There is a letter that the Alter Rebbe, Rabbi Schneur Zalman, wrote upon his return from prison in Petersburg, right after the great victory he had over his opponents. It’s printed in the section of Tanya titled Iggeres HaKodesh, the second epistle, beginning with the word “Kotonti.”
In this letter, the Alter Rebbe guided the Chassidim on how they should relate to those who antagonized them. He instructed the Chassidim to emulate the attribute of Yaakov Avinu, viewing oneself as mere “remnants,” something truly superfluous and dispensable.
He continued, “Your heart should not grow haughty over your brothers.”
You may ask, “Are these my brothers? These people wanted to kill my Rebbe! The slanderous accusations against the Alter Rebbe focused on how he is a mored b’malchus, a traitor.
The background is that Rabbi Schneur Zalman supported “our brethren in the Holy Land” very strongly, as evident from his many letters. Avigdor and the other antagonists (misnagdim) accused the Alter Rebbe that the money he was sending to the Holy Land was intended to go to the Turkish Sultan, who governed over the Holy Land, to help overthrow the Russian government. This was a crime requiring capital punishment, and here the Alter Rebbe refers to them as “your brothers” and cautions the Chassidim not to act as if they are bigger than them!
What if a chossid meets a group of those antagonists? Can he scream at them and tell them that what they did was inhuman? Not attacking them physically, only talking to them. But the Alter Rebbe writes further, “Don’t open your mouth against them!”
What about whistling derisively at them (in Yiddish, zei unfaifin)? The Alter Rebbe forbids that as well, even adding, “Chas v’sholom – G-d forbid!”
How are we to understand this? G-d forbid to whistle against the one who wanted to kill your Rebbe? But that’s what the Alter Rebbe instructed.

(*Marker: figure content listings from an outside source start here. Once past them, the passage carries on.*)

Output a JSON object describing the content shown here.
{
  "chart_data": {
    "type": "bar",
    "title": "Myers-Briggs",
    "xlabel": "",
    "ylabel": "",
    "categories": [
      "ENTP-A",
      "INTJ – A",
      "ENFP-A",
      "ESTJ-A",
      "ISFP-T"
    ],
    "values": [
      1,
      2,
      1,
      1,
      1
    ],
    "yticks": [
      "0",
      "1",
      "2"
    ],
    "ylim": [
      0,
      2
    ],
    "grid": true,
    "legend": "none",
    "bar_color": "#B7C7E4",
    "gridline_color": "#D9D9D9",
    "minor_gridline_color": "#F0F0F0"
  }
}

Then, with a rare expression not found anywhere else in Tanya, the Alter Rebbe adds, “Azhoroh noro’oh – A strict warning: hold your peace! Don’t mention anything!”
What, then, should be the approach to those antagonists when seeing them?
“Lower your spirit” – act with absolute humility before them. And if you must talk to them, speak “softly… with a restrained spirit… And through all this, perhaps G-d will put [a conciliatory and loving response] into the heart of their brethren, [for] “as waters [reflect] one’s face, [so does the heart of one man reflect the heart of another].”
When you look at all this, it’s mind boggling – that in dealing with the harshest antagonists, our response shouldn’t be to scream at them but rather talk to them in a subdued manner as if we owe them the world.
Note that the Alter Rebbe did not write this years later but immediately after his release from prison.
This is an unparalleled form of Ahavas Yisroel that we don’t find anywhere else. And this is what the Alter Rebbe requested of the Chassidim.